In der jüngeren Geschichte der Menschheit erfolgte die religiöse Erziehung im Erwachsenenalter oft mit brutalen Methoden: mit Kreuzzügen, Folterungen und Völkermord wurden Menschen an die richtige Religion herangeführt, wurde die natürliche Anlage zum richtigen Glauben »aktiviert«13, zumindest bei denen, die diese Aktivierung überlebten.

Bei den Kreuzzügen vom 11. bis zum 13. Jahrhundert wurden rund 22 Millionen Menschen getötet, im 16. Jahrhundert starben Hunderttausende Azteken durch die Hand spanischer Eroberer, nur damit kurz darauf Millionen durch die Einschleppung europäischer Krankheiten verreckten.
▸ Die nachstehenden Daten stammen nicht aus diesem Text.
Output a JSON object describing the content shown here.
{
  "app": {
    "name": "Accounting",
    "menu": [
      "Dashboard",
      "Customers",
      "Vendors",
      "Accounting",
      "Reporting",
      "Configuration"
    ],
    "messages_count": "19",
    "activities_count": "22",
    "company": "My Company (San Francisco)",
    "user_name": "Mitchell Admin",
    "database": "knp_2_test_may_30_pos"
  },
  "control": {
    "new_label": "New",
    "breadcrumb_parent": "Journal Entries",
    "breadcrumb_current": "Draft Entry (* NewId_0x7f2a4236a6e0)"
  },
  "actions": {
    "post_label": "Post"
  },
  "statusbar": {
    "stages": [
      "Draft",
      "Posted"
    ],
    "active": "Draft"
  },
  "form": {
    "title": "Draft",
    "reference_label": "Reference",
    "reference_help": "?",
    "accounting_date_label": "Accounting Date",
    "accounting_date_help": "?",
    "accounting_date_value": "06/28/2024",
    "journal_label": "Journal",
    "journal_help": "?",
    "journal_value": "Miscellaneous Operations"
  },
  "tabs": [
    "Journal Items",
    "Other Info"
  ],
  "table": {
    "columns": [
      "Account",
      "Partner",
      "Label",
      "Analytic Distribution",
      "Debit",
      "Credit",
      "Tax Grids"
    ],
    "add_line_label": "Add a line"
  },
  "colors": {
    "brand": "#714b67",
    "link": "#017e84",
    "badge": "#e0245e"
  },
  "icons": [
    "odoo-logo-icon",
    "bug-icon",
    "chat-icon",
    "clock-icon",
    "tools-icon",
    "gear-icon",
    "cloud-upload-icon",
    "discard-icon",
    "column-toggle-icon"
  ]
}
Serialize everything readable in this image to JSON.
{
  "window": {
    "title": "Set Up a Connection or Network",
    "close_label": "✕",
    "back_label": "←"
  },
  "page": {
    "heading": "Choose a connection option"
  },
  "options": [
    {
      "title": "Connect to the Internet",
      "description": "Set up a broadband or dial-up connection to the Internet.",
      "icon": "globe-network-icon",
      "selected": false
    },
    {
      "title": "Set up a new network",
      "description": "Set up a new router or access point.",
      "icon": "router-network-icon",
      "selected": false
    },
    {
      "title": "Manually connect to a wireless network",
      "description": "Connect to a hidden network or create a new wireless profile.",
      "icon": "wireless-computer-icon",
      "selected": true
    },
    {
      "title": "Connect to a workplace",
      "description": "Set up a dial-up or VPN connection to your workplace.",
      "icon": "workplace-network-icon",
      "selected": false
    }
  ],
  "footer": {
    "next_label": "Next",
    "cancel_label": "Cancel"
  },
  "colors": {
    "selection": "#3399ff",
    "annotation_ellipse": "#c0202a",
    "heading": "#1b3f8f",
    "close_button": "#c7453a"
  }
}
Die Geschichte lässt sich mit Beispielen aus allen Jahrhunderten und Teilen der Welt bis zum Holocaust fortsetzen, der ja auch von Adolf Hitler selbst religiös legitimiert wurde: »So glaube ich heute im Sinne des allmächtigen Schöpfers zu handeln: Indem ich mich des Juden erwehre, kämpfe ich für das Werk des Herrn.«14

Die Schwierigkeiten, sich von Religion zu lösen

Religionen durchdringen Gesellschaften bis in alle Lebensbereiche als Konstruktion der Wirklichkeit an sich. Und es ist keine leichte Aufgabe, sich von der Wirklichkeit des Kollektivs zu verabschieden. An dieser Stelle lasse ich Michail Bakunin, den ich in vielen, vor allem politischen Belangen nicht unbedingt als Zeugen der Anklage anführen würde, diesen innerlichen Kampf akzentuiert beschreiben: »Nun, die Religion ist ein gemeinsamer Wahnsinn, der umso mächtiger ist, weil es ein überlieferter Wahnsinn ist, dessen Ursprung sich in das entfernteste Altertum verliert. Als allgemeiner Wahnsinn drang sie in alle öffentlichen und privaten Einzelheiten des sozialen Daseins eines Volkes ein, verkörperte sich in der Gesellschaft, wurde sozusagen deren Seele und gemeinsamer Gedanke. Jeder Mensch ist von seiner Geburt an von ihr umringt, nimmt sie mit der Muttermilch in sich auf, nimmt sie auf mit allem, was er hört und sieht. Er wurde damit so sehr genährt, vergiftet und in seinem ganzen Wesen durchdrungen, dass er später, wie mächtig auch sein natürlicher Verstand sein mag, unerhörte Anstrengungen machen muss, sich von ihr zu befreien, und nie gelingt ihm dies vollständig.«15

Die innere Abkehr von Religion fällt dem Einzelnen mehr oder weniger leicht. Der Zweifel wächst und die Erkenntnis reift, dass es außerhalb der wahrnehmbaren Natur nichts Messbares gibt, nichts, das sich jemals in der Wirklichkeit bemerkbar macht, dass es keine Wunder gibt und die Welt, mit den Werkzeugen der Natur betrachtet, wesentlich eleganter und schlüssiger erklärbar ist. Der logische Zirkelschluss der Wunder wurde unter anderem im 17. Jahrhundert von Baruch de Spinoza wiederholt dekonstruiert: »Geschähe daher etwas in der Natur, was aus ihren Gesetzen nicht folgte, so müsste es der Ordnung, die Gott in Ewigkeit durch die allgemeinen Naturgesetze für diese festgesetzt hat, widersprechen und würde deshalb gegen die Natur und ihre Gesetze sein, und wollte man daran glauben, so würde es uns an Allem zweifeln machen und zu dem Atheismus führen.«16

Aber warum halten Gesellschaft, Politik, Staat und vielleicht sogar das persönliche Umfeld dann so sehr an Religion fest? Warum glauben so viele Menschen daran? Die können sich doch nicht alle irren? Dieser Zweifel am Zweifel ist verständlich, mich hat er aber ausgespart. Ich wurde selbst durch meine Taufe zum Katholiken gemacht und musste in Folge das vorgesehene Programm aus Religionsunterricht, Erstkommunion und der gelegentlichen Sonntagsmesse mitmachen, aber weiter, als die Geschichten des Christentums im kindlichen Glauben als wahr anzunehmen, ist Religion nicht in mich eingedrungen.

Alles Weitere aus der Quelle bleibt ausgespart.